Tra le altre organizzazioni, anche i Salesiani di Don Bosco, organizzati all’interno della Delegazione Salesiana Est dell’Ispettoria dell’Africa Centrale, sono accanto agli sfollati, sono presenti in diversi campi, e intervengono a più livelli. All’inizio cercavano di collaborare con la parrocchia locale per sostenere la popolazione accolta nel campo profughi di Kanyaruchinya. Poi la saturazione progressiva dei campi attrezzati nella zona ha spinto gli sfollati a creare altri campi profughi, tra cui quelli sorti sul terreno delle opere salesiane “Don Bosco-Ngangi” che attualmente conta più di 3.500 famiglie, e quello di “Don Bosco Shasha”, dove fino a pochi giorni fa erano radunate 1.000 famiglie, ma che ora si è svuotato dato che le milizie ribelli sono arrivate fin là.
I salesiani aiutano gli sfollati effettuando frequenti distribuzioni di generi alimentari e non alimentari, poiché gli sfollati dipendono essenzialmente da aiuti umanitari. In particolare, risulta fondamentale la distribuzione di pappine di mais, soia, sorgo ai bambini degli sfollati, in attesa di un eventuale pasto nelle ore serali. Altri bambini beneficiano in un modo o in un altro di altri tipi di sostegno, come giochi, pasti caldi, scuola e assistenza medica.

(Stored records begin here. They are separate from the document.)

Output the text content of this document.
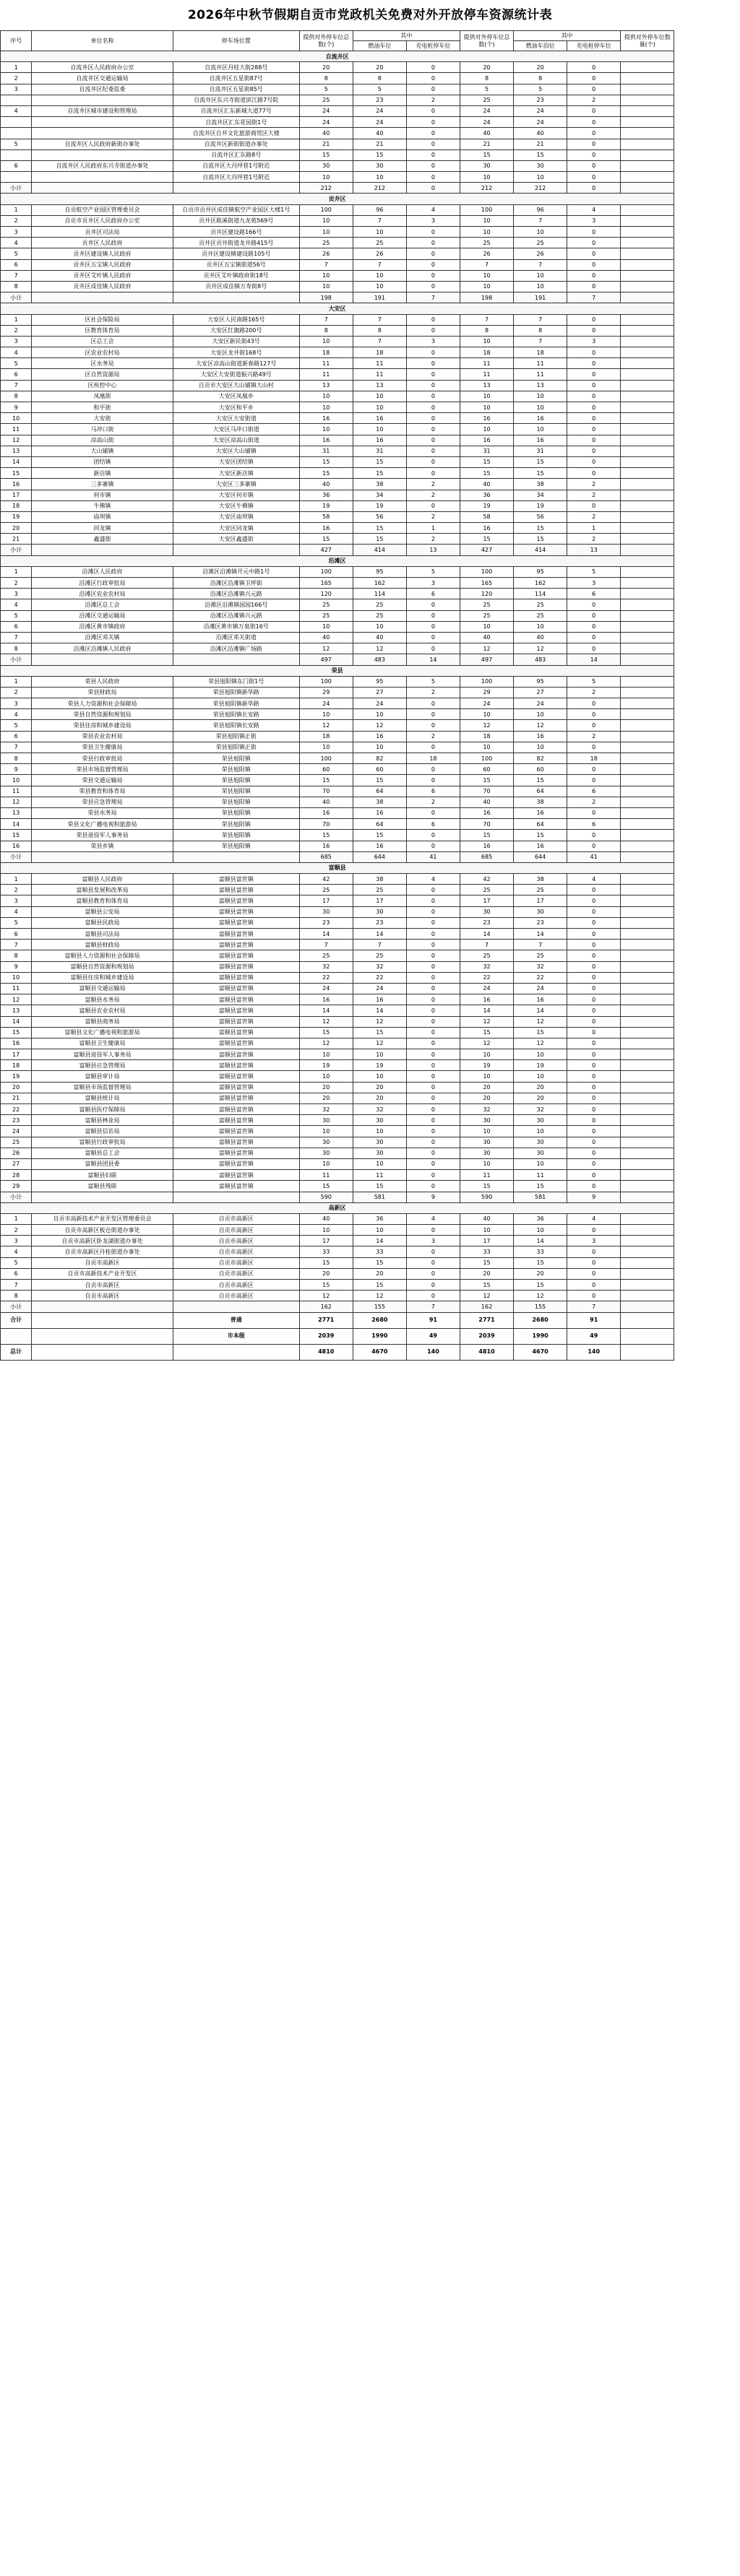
2026年中秋节假期自贡市党政机关免费对外开放停车资源统计表
序号	单位名称	停车场位置	提供对外停车位总数(个)	其中		提供对外停车位总数(个)	其中		提供对外停车位数量(个)
				燃油车位	充电桩停车位		燃油车泊位	充电桩停车位	
自流井区									
1	自流井区人民政府办公室	自流井区丹桂大街288号	20	20	0	20	20	0	
2	自流井区交通运输局	自流井区五星街87号	8	8	0	8	8	0	
3	自流井区纪委监委	自流井区五星街85号	5	5	0	5	5	0	
		自流井区东兴寺街道滨江路7号院	25	23	2	25	23	2	
4	自流井区城市建设和管理局	自流井区汇东新城大道77号	24	24	0	24	24	0	
		自流井区汇东花园街1号	24	24	0	24	24	0	
		自流井区自井文化旅游商贸区大楼	40	40	0	40	40	0	
5	自流井区人民政府新街办事处	自流井区新街街道办事处	21	21	0	21	21	0	
		自流井区汇东路8号	15	15	0	15	15	0	
6	自流井区人民政府东兴寺街道办事处	自流井区大丹坪巷1号附近	30	30	0	30	30	0	
		自流井区大丹坪巷1号附近	10	10	0	10	10	0	
小计			212	212	0	212	212	0	
贡井区									
1	自贡航空产业园区管理委员会	自贡市贡井区成佳镇航空产业园区大楼1号	100	96	4	100	96	4	
2	自贡市贡井区人民政府办公室	贡井区筱溪街道九龙苑569号	10	7	3	10	7	3	
3	贡井区司法局	贡井区建设路166号	10	10	0	10	10	0	
4	贡井区人民政府	贡井区贡井街道龙井路415号	25	25	0	25	25	0	
5	贡井区建设镇人民政府	贡井区建设镇建设路105号	26	26	0	26	26	0	
6	贡井区五宝镇人民政府	贡井区五宝镇街道56号	7	7	0	7	7	0	
7	贡井区艾叶镇人民政府	贡井区艾叶镇政府街18号	10	10	0	10	10	0	
8	贡井区成佳镇人民政府	贡井区成佳镇万寿街8号	10	10	0	10	10	0	
小计			198	191	7	198	191	7	
大安区									
1	区社会保险局	大安区人民南路165号	7	7	0	7	7	0	
2	区教育体育局	大安区红旗路200号	8	8	0	8	8	0	
3	区总工会	大安区新民街43号	10	7	3	10	7	3	
4	区农业农村局	大安区龙井街168号	18	18	0	18	18	0	
5	区水务局	大安区凉高山街道新春路127号	11	11	0	11	11	0	
6	区自然资源局	大安区大安街道振兴路49号	11	11	0	11	11	0	
7	区疾控中心	自贡市大安区大山铺镇大山村	13	13	0	13	13	0	
8	凤凰街	大安区凤凰乡	10	10	0	10	10	0	
9	和平街	大安区和平乡	10	10	0	10	10	0	
10	大安街	大安区大安街道	16	16	0	16	16	0	
11	马冲口街	大安区马冲口街道	10	10	0	10	10	0	
12	凉高山街	大安区凉高山街道	16	16	0	16	16	0	
13	大山铺镇	大安区大山铺镇	31	31	0	31	31	0	
14	团结镇	大安区团结镇	15	15	0	15	15	0	
15	新店镇	大安区新店镇	15	15	0	15	15	0	
16	三多寨镇	大安区三多寨镇	40	38	2	40	38	2	
17	何市镇	大安区何市镇	36	34	2	36	34	2	
18	牛佛镇	大安区牛佛镇	19	19	0	19	19	0	
19	庙坝镇	大安区庙坝镇	58	56	2	58	56	2	
20	回龙镇	大安区回龙镇	16	15	1	16	15	1	
21	鑫盛街	大安区鑫盛街	15	15	2	15	15	2	
小计			427	414	13	427	414	13	
沿滩区									
1	沿滩区人民政府	沿滩区沿滩镇开元中路1号	100	95	5	100	95	5	
2	沿滩区行政审批局	沿滩区沿滩镇卫坪街	165	162	3	165	162	3	
3	沿滩区农业农村局	沿滩区沿滩镇兴元路	120	114	6	120	114	6	
4	沿滩区总工会	沿滩区沿滩镇园园166号	25	25	0	25	25	0	
5	沿滩区交通运输局	沿滩区沿滩镇兴元路	25	25	0	25	25	0	
6	沿滩区黄市镇政府	沿滩区黄市镇万泉街16号	10	10	0	10	10	0	
7	沿滩区邓关镇	沿滩区邓关街道	40	40	0	40	40	0	
8	沿滩区沿滩镇人民政府	沿滩区沿滩镇广场路	12	12	0	12	12	0	
小计			497	483	14	497	483	14	
荣县									
1	荣县人民政府	荣县旭阳镇东门街1号	100	95	5	100	95	5	
2	荣县财政局	荣县旭阳镇新华路	29	27	2	29	27	2	
3	荣县人力资源和社会保障局	荣县旭阳镇新华路	24	24	0	24	24	0	
4	荣县自然资源和规划局	荣县旭阳镇长安路	10	10	0	10	10	0	
5	荣县住房和城乡建设局	荣县旭阳镇长安路	12	12	0	12	12	0	
6	荣县农业农村局	荣县旭阳镇正街	18	16	2	18	16	2	
7	荣县卫生健康局	荣县旭阳镇正街	10	10	0	10	10	0	
8	荣县行政审批局	荣县旭阳镇	100	82	18	100	82	18	
9	荣县市场监督管理局	荣县旭阳镇	60	60	0	60	60	0	
10	荣县交通运输局	荣县旭阳镇	15	15	0	15	15	0	
11	荣县教育和体育局	荣县旭阳镇	70	64	6	70	64	6	
12	荣县应急管理局	荣县旭阳镇	40	38	2	40	38	2	
13	荣县水务局	荣县旭阳镇	16	16	0	16	16	0	
14	荣县文化广播电视和旅游局	荣县旭阳镇	70	64	6	70	64	6	
15	荣县退役军人事务局	荣县旭阳镇	15	15	0	15	15	0	
16	荣县乡镇	荣县旭阳镇	16	16	0	16	16	0	
小计			685	644	41	685	644	41	
富顺县									
1	富顺县人民政府	富顺县富世镇	42	38	4	42	38	4	
2	富顺县发展和改革局	富顺县富世镇	25	25	0	25	25	0	
3	富顺县教育和体育局	富顺县富世镇	17	17	0	17	17	0	
4	富顺县公安局	富顺县富世镇	30	30	0	30	30	0	
5	富顺县民政局	富顺县富世镇	23	23	0	23	23	0	
6	富顺县司法局	富顺县富世镇	14	14	0	14	14	0	
7	富顺县财政局	富顺县富世镇	7	7	0	7	7	0	
8	富顺县人力资源和社会保障局	富顺县富世镇	25	25	0	25	25	0	
9	富顺县自然资源和规划局	富顺县富世镇	32	32	0	32	32	0	
10	富顺县住房和城乡建设局	富顺县富世镇	22	22	0	22	22	0	
11	富顺县交通运输局	富顺县富世镇	24	24	0	24	24	0	
12	富顺县水务局	富顺县富世镇	16	16	0	16	16	0	
13	富顺县农业农村局	富顺县富世镇	14	14	0	14	14	0	
14	富顺县商务局	富顺县富世镇	12	12	0	12	12	0	
15	富顺县文化广播电视和旅游局	富顺县富世镇	15	15	0	15	15	0	
16	富顺县卫生健康局	富顺县富世镇	12	12	0	12	12	0	
17	富顺县退役军人事务局	富顺县富世镇	10	10	0	10	10	0	
18	富顺县应急管理局	富顺县富世镇	19	19	0	19	19	0	
19	富顺县审计局	富顺县富世镇	10	10	0	10	10	0	
20	富顺县市场监督管理局	富顺县富世镇	20	20	0	20	20	0	
21	富顺县统计局	富顺县富世镇	20	20	0	20	20	0	
22	富顺县医疗保障局	富顺县富世镇	32	32	0	32	32	0	
23	富顺县林业局	富顺县富世镇	30	30	0	30	30	0	
24	富顺县信访局	富顺县富世镇	10	10	0	10	10	0	
25	富顺县行政审批局	富顺县富世镇	30	30	0	30	30	0	
26	富顺县总工会	富顺县富世镇	30	30	0	30	30	0	
27	富顺县团县委	富顺县富世镇	10	10	0	10	10	0	
28	富顺县妇联	富顺县富世镇	11	11	0	11	11	0	
29	富顺县残联	富顺县富世镇	15	15	0	15	15	0	
小计			590	581	9	590	581	9	
高新区									
1	自贡市高新技术产业开发区管理委员会	自贡市高新区	40	36	4	40	36	4	
2	自贡市高新区板仓街道办事处	自贡市高新区	10	10	0	10	10	0	
3	自贡市高新区卧龙湖街道办事处	自贡市高新区	17	14	3	17	14	3	
4	自贡市高新区丹桂街道办事处	自贡市高新区	33	33	0	33	33	0	
5	自贡市高新区	自贡市高新区	15	15	0	15	15	0	
6	自贡市高新技术产业开发区	自贡市高新区	20	20	0	20	20	0	
7	自贡市高新区	自贡市高新区	15	15	0	15	15	0	
8	自贡市高新区	自贡市高新区	12	12	0	12	12	0	
小计			162	155	7	162	155	7	
合计		普通	2771	2680	91	2771	2680	91	
		市本级	2039	1990	49	2039	1990	49	
总计			4810	4670	140	4810	4670	140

I salesiani attivi a Goma vorrebbero migliorare ancora il loro servizio, per tamponare così la situazione d’emergenza. Nei loro progetti c’è un dispensario esterno a Ngangi; l’attivazione di percorsi scolastici adattati ai bambini sfollati, che altrimenti vedranno compromessa tutta la loro educazione; iniziative analoghe di formazione professionale per i ragazzi più grandi; la formazione di assistenti sociali per accompagnare i minori soli; e il sostegno economico alle famiglie per poter avviare piccole attività generatrici di reddito.
Ma per una soluzione di lungo periodo delle difficoltà che migliaia e migliaia di famiglie stanno vivendo da anni nell’Est del Congo c’è bisogno dell’intervento deciso e reale della comunità internazionale. In tal senso va salutato con piacere l’opera di sensibilizzazione che anche personaggi e sportivi famosi – come i “Leopardi” della Nazionale Calcistica della Repubblica Democratica del Congo – hanno realizzato durante l’ultima edizione della Coppa d’Africa, per ricordare che nell’indifferenza di tanti nell’Est del Congo c’è chi continua ad uccidere. “Non esistono vite più importanti di altre” ha fatto loro eco sulle reti sociali il difensore del Paris Saint-Germain, Presnel Kimpembe, francese di origini congolesi.